Chemical Diversity of Tar Balls in Wildfire-Influenced Aerosol: A Single-Particle Analysis of the 2017 Pacific Northwest Fires

AMNA IJAZ, Kaitlyn J. Suski, Zezhen Cheng, Yuzhi Chen, Gourihar Kulkarni, Sijia Liu, Tania Gautam, ManishKumar Shrivastava, Jerome Fast, John Shilling, Swarup China, Alla Zelenyuk, Pacific Northwest National Laboratory

     Abstract Number: 524
     Working Group: Carbonaceous Aerosols

Abstract
The Pacific Northwestern US and Southwest Canada experienced extensive wildfires from mid-August through September 2017, offering a unique opportunity to study wildfire-influenced aerosol. Using complementary techniques, including a miniature single particle mass spectrometer, miniSPLAT, and a high-resolution aerosol mass spectrometer, HR-ToF AMS, we conducted a comprehensive investigation into the chemical composition and physical properties of sub-micron aerosol, focusing particularly on tar balls. We demonstrate that the wildfire-influenced plumes sampled here featured PM₁ loadings of ~60 µg/m³, with aerosol being mainly carbonaceous and spherical, consistent with their microscopic images. This aerosol presented diameters ranging from 100 to 400 nm and densities between 1.35 and 1.45 g/cm³. Despite the predominantly organic and aged nature of aerosol, as revealed by the HR-ToF AMS, miniSPLAT identified eight distinct particle types with varying internal compositions of elemental carbon, potassium-related species, oxygenated organics, and polyaromatic hydrocarbons (PAHs).
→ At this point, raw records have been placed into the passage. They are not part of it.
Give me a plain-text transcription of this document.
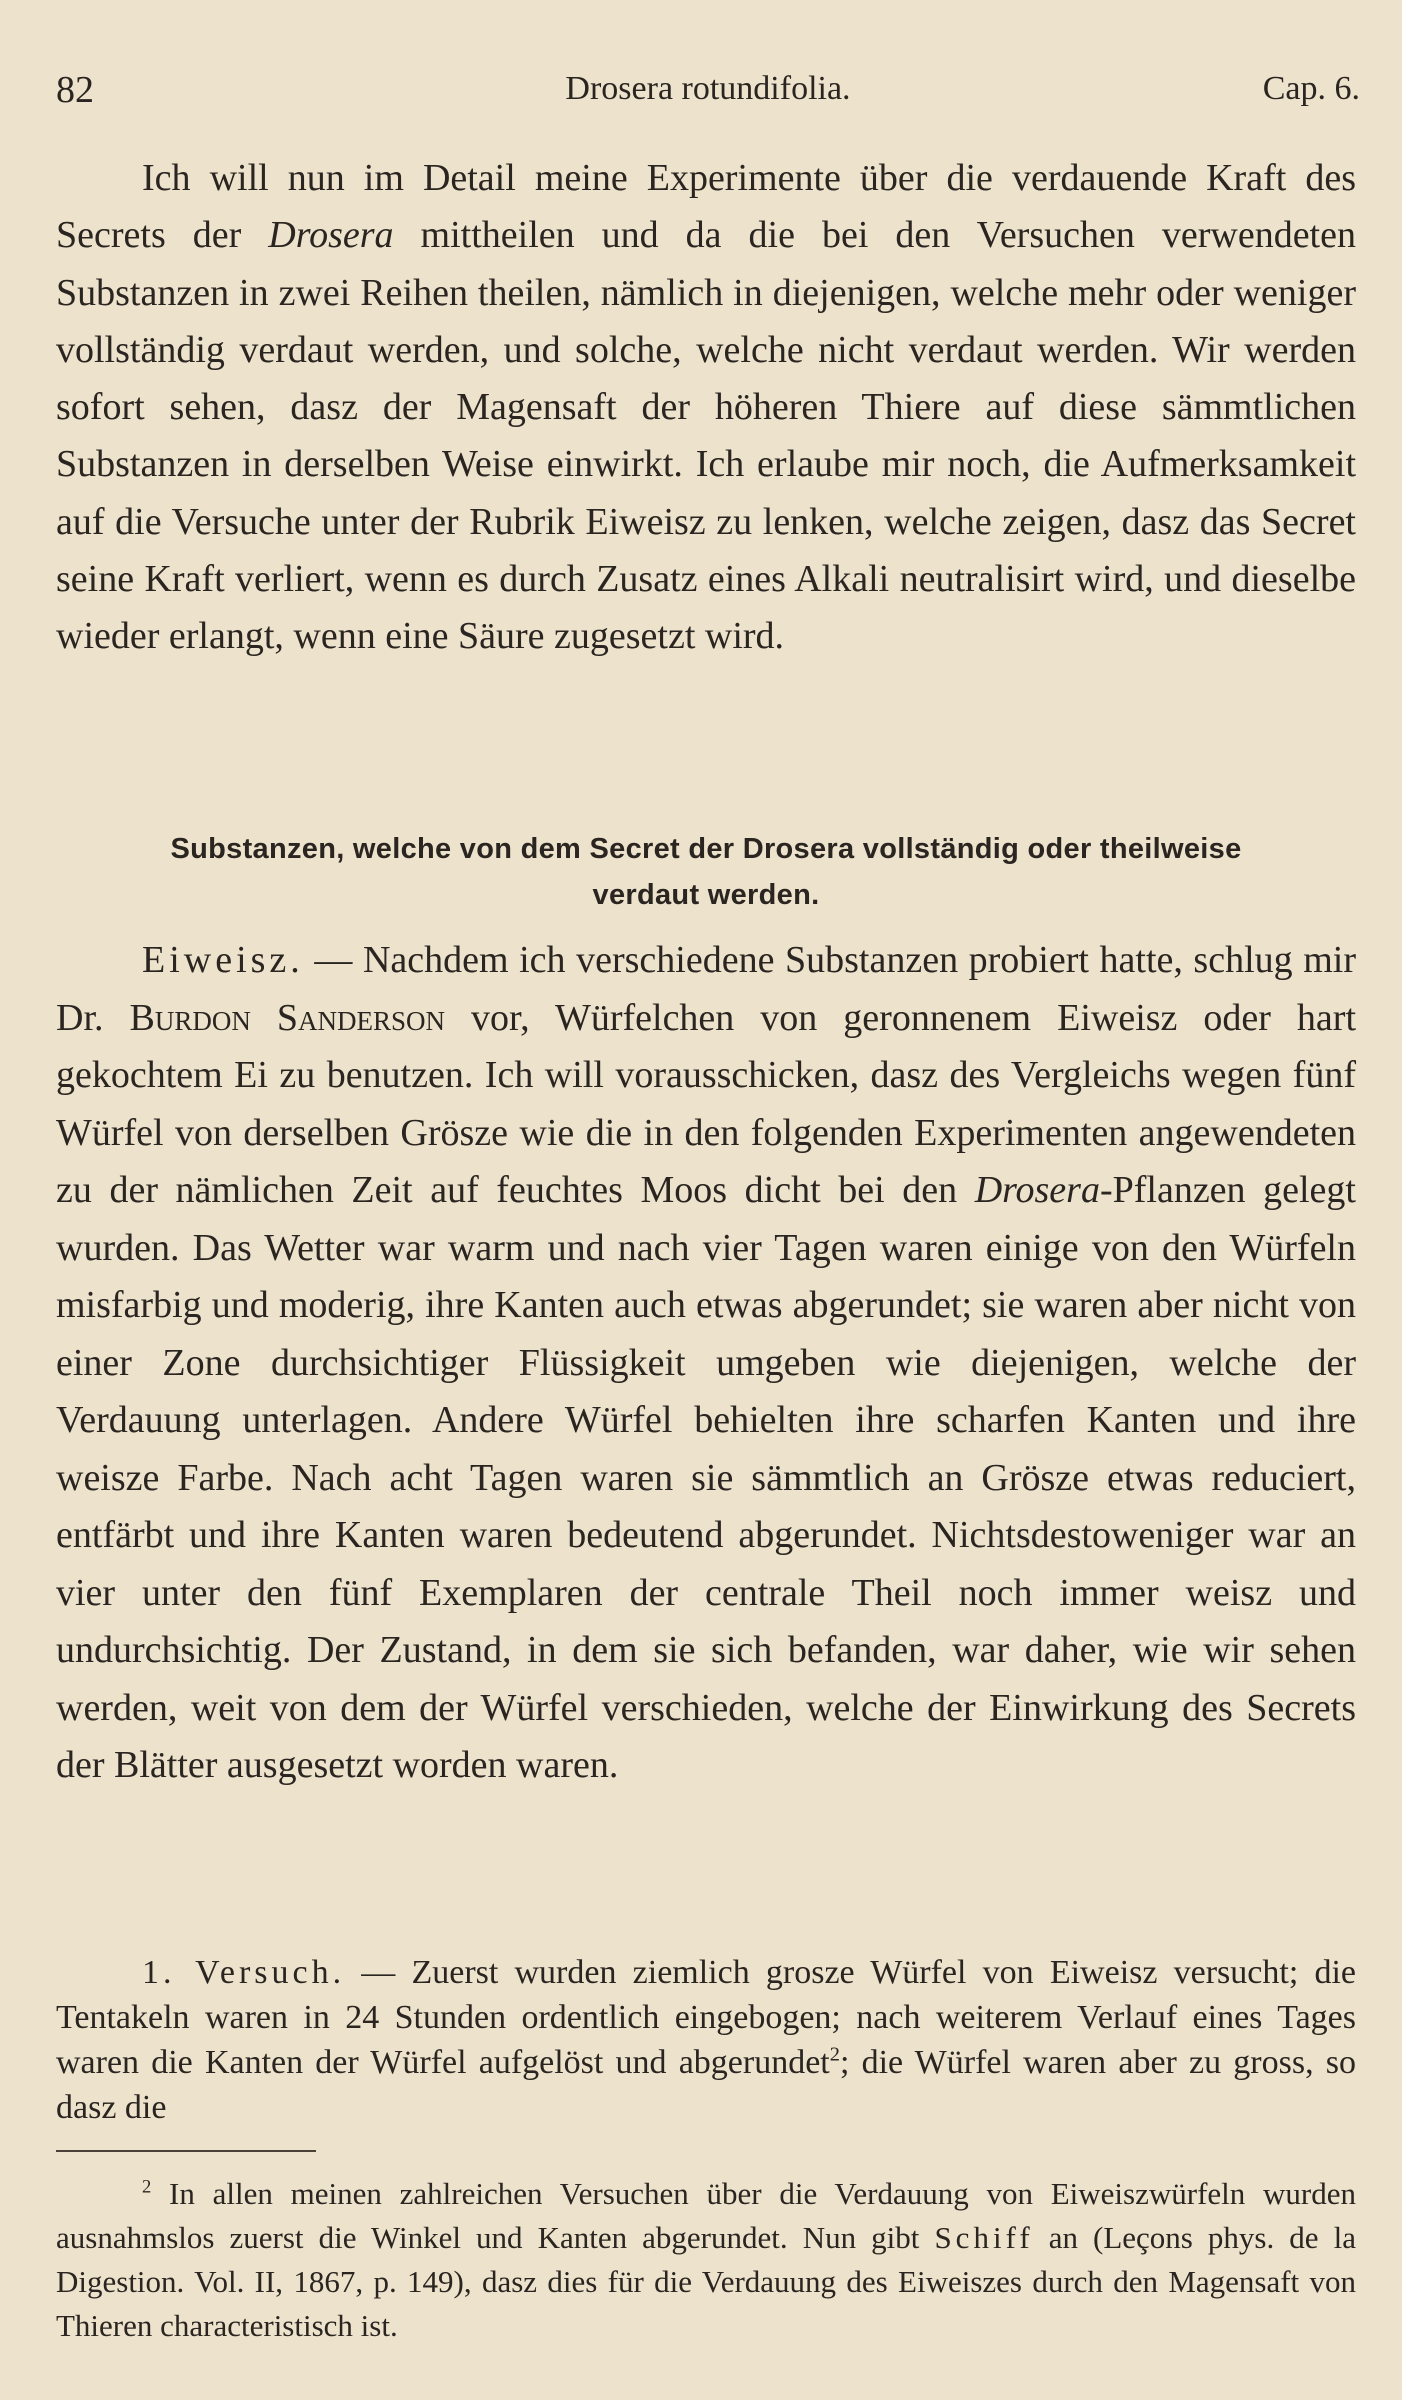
82	Drosera rotundifolia.	Cap. 6.

Ich will nun im Detail meine Experimente über die verdauende Kraft des Secrets der Drosera mittheilen und da die bei den Versuchen verwendeten Substanzen in zwei Reihen theilen, nämlich in diejenigen, welche mehr oder weniger vollständig verdaut werden, und solche, welche nicht verdaut werden. Wir werden sofort sehen, dasz der Magensaft der höheren Thiere auf diese sämmtlichen Substanzen in derselben Weise einwirkt. Ich erlaube mir noch, die Aufmerksamkeit auf die Versuche unter der Rubrik Eiweisz zu lenken, welche zeigen, dasz das Secret seine Kraft verliert, wenn es durch Zusatz eines Alkali neutralisirt wird, und dieselbe wieder erlangt, wenn eine Säure zugesetzt wird.

Substanzen, welche von dem Secret der Drosera vollständig oder theilweise
verdaut werden.

Eiweisz. — Nachdem ich verschiedene Substanzen probiert hatte, schlug mir Dr. Burdon Sanderson vor, Würfelchen von geronnenem Eiweisz oder hart gekochtem Ei zu benutzen. Ich will vorausschicken, dasz des Vergleichs wegen fünf Würfel von derselben Grösze wie die in den folgenden Experimenten angewendeten zu der nämlichen Zeit auf feuchtes Moos dicht bei den Drosera-Pflanzen gelegt wurden. Das Wetter war warm und nach vier Tagen waren einige von den Würfeln misfarbig und moderig, ihre Kanten auch etwas abgerundet; sie waren aber nicht von einer Zone durchsichtiger Flüssigkeit umgeben wie diejenigen, welche der Verdauung unterlagen. Andere Würfel behielten ihre scharfen Kanten und ihre weisze Farbe. Nach acht Tagen waren sie sämmtlich an Grösze etwas reduciert, entfärbt und ihre Kanten waren bedeutend abgerundet. Nichtsdestoweniger war an vier unter den fünf Exemplaren der centrale Theil noch immer weisz und undurchsichtig. Der Zustand, in dem sie sich befanden, war daher, wie wir sehen werden, weit von dem der Würfel verschieden, welche der Einwirkung des Secrets der Blätter ausgesetzt worden waren.

1. Versuch. — Zuerst wurden ziemlich grosze Würfel von Eiweisz versucht; die Tentakeln waren in 24 Stunden ordentlich eingebogen; nach weiterem Verlauf eines Tages waren die Kanten der Würfel aufgelöst und abgerundet$^2$; die Würfel waren aber zu gross, so dasz die

$^2$ In allen meinen zahlreichen Versuchen über die Verdauung von Eiweiszwürfeln wurden ausnahmslos zuerst die Winkel und Kanten abgerundet. Nun gibt Schiff an (Leçons phys. de la Digestion. Vol. II, 1867, p. 149), dasz dies für die Verdauung des Eiweiszes durch den Magensaft von Thieren characteristisch ist.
Notably, PAH-containing particle types were associated with larger sizes, i.e., d_va > 300 nm, and were prevalent on the most polluted days. These particles were remarkably stable, retaining approximately 90% of their volume after 24 hours under both dry and humid conditions, indicating low volatility and high viscosity. The persistence of PAHs within these highly viscous particles suggests potentially extended atmospheric lifetimes and environmental impacts. Our findings provide insights into the complex physicochemical nature of wildfire-influenced aerosol and reveal that tar balls exhibit significant particle-to-particle chemical diversity that may influence their impact on radiation and clouds, as well as environmental fate.